Dual-core chips, on the other hand, actually have two physical CPU cores which can execute different processes simultaneously.
There are also other multi-core chips that have many more than two cores, and--as Svish mentioned--Intel's latest multi-core offerings also support Hyper-threading on all the cores.
You can use a CPU identification utility like CPU-Z to determine how many cores you have. As you can see near the bottom of the screenshot, the CPU in this case has 2 physical cores. If the number of threads is higher than the number of cores, Hyper-threading is enabled. To-date all consumer-oriented CPUs with Hyper-threading have 2 threads per core, so if HT is enabled, the number of threads will be 2x the number of cores.
If you have an Intel CPU, you can download Intel's CPU ID utility instead.
Why is there no option inthe BIOS?
I assume the reason why Dell and friends often do not add an option to disable this is because it rarely is a good idea. On average it will make your computer slower (or from a different point of view, it will make competitors computers relative faster).
Having said,that, lets look at some imaginary examples:
What does HT do?
1 core, no hyper-threading
- 1 CPU bound process is running, and can run and maximum speed. Lets call this speed 1, or 100%
- 2 CPU bound processes running. The CPU will have to switch between both. Effective speed on both processes is roughly halved. (The sum of both speeds is still equal to the first example.)
- 3 CPU bound processes running. The CPU will have to switch between all three. Effective speed on both processes is roughly a a third. (The sum of both speeds is still the same ( 3 x 0.33 = 1 ).
2 cores, no hyper-threading
- 1 CPU bound process *0 is running, and can run and maximum speed for that core. (speed 100%) (The other core is idle).
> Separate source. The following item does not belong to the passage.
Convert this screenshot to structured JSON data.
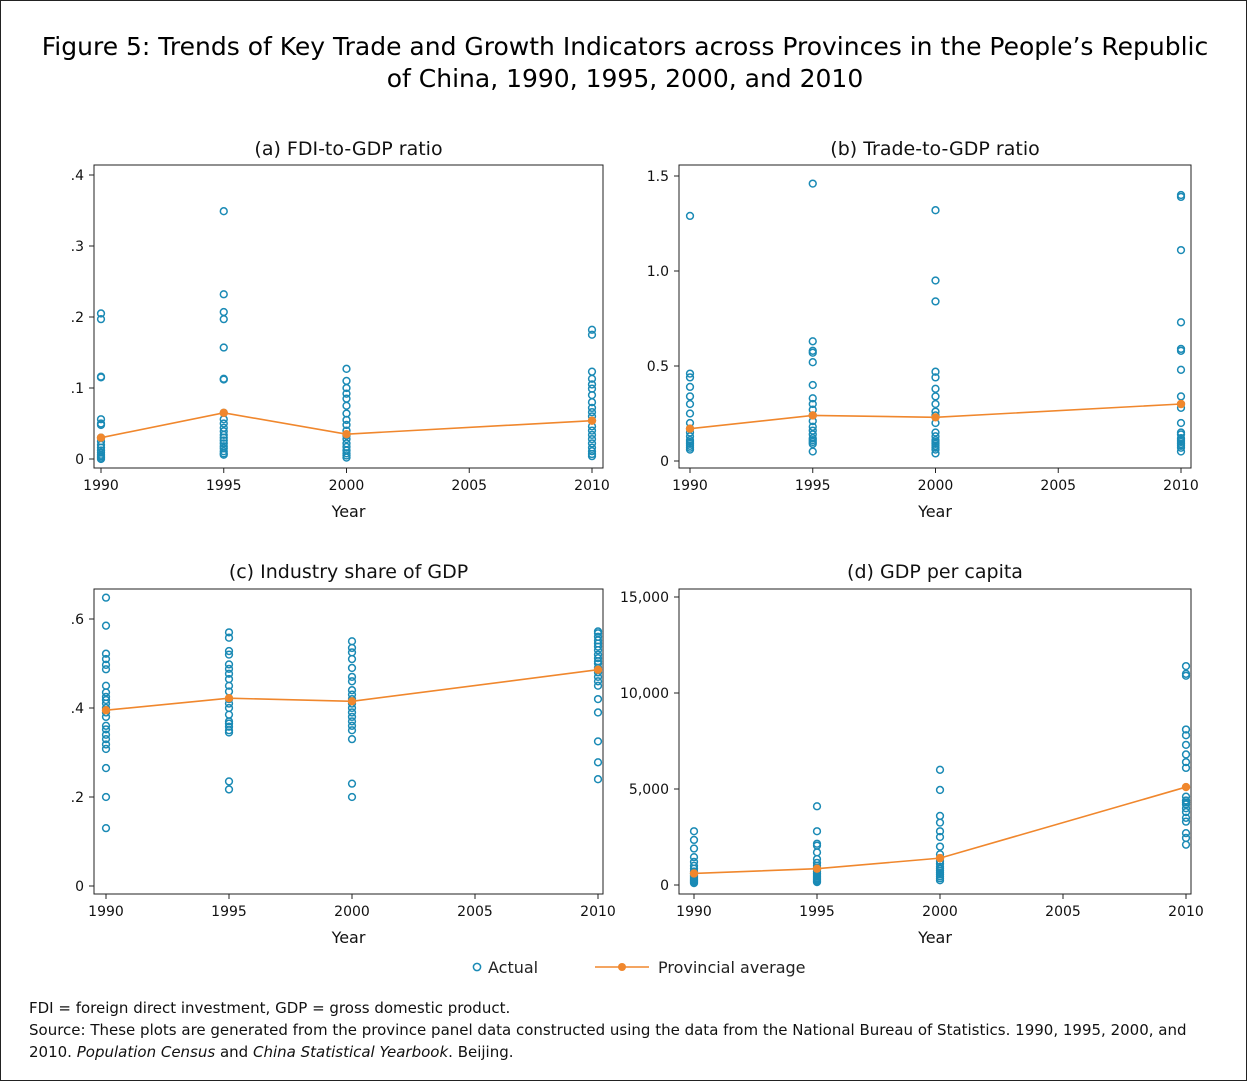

- 2 CPU bound processes running. Both can run at maximum speed for their core. (speed 200%)
- 3 CPU bound processes running. Usually you get 3 tasks running at about 2/3rd efficiency. (The sum of the speeds is still '2'. Roughly 2 because you loose a bit due to extra overhead and cache misses). (speed 200%, or maybe 190%)
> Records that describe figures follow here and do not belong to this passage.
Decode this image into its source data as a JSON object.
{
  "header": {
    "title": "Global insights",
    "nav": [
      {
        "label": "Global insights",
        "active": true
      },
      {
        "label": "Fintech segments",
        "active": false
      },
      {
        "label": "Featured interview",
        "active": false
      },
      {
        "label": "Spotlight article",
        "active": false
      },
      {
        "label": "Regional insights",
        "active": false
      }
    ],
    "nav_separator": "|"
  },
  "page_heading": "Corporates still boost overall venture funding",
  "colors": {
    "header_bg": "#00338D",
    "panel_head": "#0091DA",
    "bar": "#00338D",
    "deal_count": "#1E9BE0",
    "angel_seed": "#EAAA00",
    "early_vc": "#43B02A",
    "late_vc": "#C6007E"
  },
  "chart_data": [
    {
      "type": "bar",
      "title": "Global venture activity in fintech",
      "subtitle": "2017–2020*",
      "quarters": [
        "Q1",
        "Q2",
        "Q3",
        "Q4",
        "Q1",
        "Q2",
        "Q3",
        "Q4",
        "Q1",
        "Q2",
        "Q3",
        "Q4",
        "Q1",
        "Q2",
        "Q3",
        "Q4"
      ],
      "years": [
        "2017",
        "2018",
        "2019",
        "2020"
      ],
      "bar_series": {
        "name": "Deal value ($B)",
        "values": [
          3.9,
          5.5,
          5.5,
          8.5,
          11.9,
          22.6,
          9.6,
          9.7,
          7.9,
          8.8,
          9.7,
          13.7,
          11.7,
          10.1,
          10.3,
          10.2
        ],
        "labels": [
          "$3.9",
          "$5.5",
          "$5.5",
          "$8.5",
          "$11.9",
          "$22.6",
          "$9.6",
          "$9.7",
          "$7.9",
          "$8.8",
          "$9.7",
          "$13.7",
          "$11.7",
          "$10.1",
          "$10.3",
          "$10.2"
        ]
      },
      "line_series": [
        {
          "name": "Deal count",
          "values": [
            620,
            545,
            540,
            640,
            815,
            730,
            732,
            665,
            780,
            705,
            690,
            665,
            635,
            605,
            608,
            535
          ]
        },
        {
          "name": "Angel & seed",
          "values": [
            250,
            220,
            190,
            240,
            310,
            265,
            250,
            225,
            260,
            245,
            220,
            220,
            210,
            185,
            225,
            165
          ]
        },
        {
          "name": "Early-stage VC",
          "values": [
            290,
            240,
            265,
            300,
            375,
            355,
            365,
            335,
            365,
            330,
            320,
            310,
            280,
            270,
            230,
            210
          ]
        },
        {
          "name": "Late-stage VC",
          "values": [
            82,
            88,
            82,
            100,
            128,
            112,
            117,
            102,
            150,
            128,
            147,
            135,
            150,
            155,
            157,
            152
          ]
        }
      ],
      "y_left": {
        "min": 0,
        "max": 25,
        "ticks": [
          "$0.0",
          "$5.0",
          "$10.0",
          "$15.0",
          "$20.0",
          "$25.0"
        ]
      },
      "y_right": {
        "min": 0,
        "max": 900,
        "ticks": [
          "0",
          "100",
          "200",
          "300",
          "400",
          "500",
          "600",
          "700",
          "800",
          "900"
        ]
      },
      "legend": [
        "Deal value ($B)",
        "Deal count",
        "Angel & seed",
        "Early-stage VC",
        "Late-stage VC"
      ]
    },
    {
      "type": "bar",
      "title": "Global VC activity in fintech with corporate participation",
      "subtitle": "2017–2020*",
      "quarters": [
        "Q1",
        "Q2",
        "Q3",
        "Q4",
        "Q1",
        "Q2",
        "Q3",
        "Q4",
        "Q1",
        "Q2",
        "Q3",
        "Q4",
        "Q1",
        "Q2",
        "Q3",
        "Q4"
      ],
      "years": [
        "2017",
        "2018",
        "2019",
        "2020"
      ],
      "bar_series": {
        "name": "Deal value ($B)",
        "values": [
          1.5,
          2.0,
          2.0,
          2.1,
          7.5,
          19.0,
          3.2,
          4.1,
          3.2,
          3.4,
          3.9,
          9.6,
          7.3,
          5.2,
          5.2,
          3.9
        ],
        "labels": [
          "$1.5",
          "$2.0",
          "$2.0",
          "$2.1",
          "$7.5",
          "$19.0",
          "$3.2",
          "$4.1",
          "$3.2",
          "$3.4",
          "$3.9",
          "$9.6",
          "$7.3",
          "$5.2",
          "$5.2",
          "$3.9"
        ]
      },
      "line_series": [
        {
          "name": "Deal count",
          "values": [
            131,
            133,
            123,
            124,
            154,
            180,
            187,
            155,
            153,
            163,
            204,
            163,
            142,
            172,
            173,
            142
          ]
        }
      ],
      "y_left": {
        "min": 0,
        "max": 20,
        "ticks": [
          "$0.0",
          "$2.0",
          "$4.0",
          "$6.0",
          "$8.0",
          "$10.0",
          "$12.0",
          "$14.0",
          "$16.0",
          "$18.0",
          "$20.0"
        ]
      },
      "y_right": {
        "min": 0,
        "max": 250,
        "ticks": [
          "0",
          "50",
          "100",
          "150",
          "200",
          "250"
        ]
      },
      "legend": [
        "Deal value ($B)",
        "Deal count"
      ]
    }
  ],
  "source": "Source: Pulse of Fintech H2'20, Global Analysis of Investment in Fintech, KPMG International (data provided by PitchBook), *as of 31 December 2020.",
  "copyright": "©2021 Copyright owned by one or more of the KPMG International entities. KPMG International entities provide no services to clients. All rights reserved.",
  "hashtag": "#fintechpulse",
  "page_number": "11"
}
Now cores with hyper-threading . These act as two cores, but not two complete cores. What Intel defines as hyper-threading has changed a bit over time, but usually it comes down to this. A CPU fetches data from memory and computes. If it does not need the memory bus then a second part of the CPU can do limited work. Since not all hardware is duplicated you do not get two full cores. However with limited extra hardware (10%?) you gain on average 30% speed. *1
1 core, with
- 1 CPU bound process is running, and can run and maximum speed. (100%)
- 2 CPU bound processes running. The CPU will have to switch between both. However it has some extra hardware. Net speed will be about 30% faster (say speed 133% for a single core)
Etc.
So much for the introduction to HT.
Are these fictional %'s real?
No. First of all you will loose efficiency due to overhead. (10 tasks on one CPU will not run slower than just one task with no context switches and all of the cache for its data).
Secondly I totally ignored turbo boost since that would complicate the explanation.
What did my friend possibly mean to say?
Lets look at your 4 core 8 treads CPU like this:
Core 1, CPU 1 (real)
Core 1, CPU 2 (with HT)
Core 2, CPU 3 (real)
Core 2, CPU 4 (with HT)
Core 3, CPU 5 (real)
Core 3, CPU 6 (with HT)
Core 4, CPU 7 (real)
Core 4, CPU 8 (with HT)
If I run two tasks I do not want both of them on CPU1 and CPU2 (since they share an actual core) and the nett result is near half of the possible speed. This might be what your friend meant.
While true I think that you do not need to worry. The windows scheduler is smart enough to allocate processes first to CPUs 1,3,5,7 and only then to 2,4,6,8.
*0 A CPU bound process is a process which is limited by the CPU. If a process is waiting for diskIO and the CPU is idle then you get totally different results.
*1 Please take those numbers with a grain of salt. They are not precise. They will vary per CPU generation and even per CPU model. They will vary per program. And what Intel calls hyper-threading has changed since early CPU generations. However they do give a rough idea.
Best Answer
The scheduling of processes is really up to the kernel. See a, b, c and d. Yes, there's sourcecode in some of those links. But it's not really avoidable when dealing with something this low-level.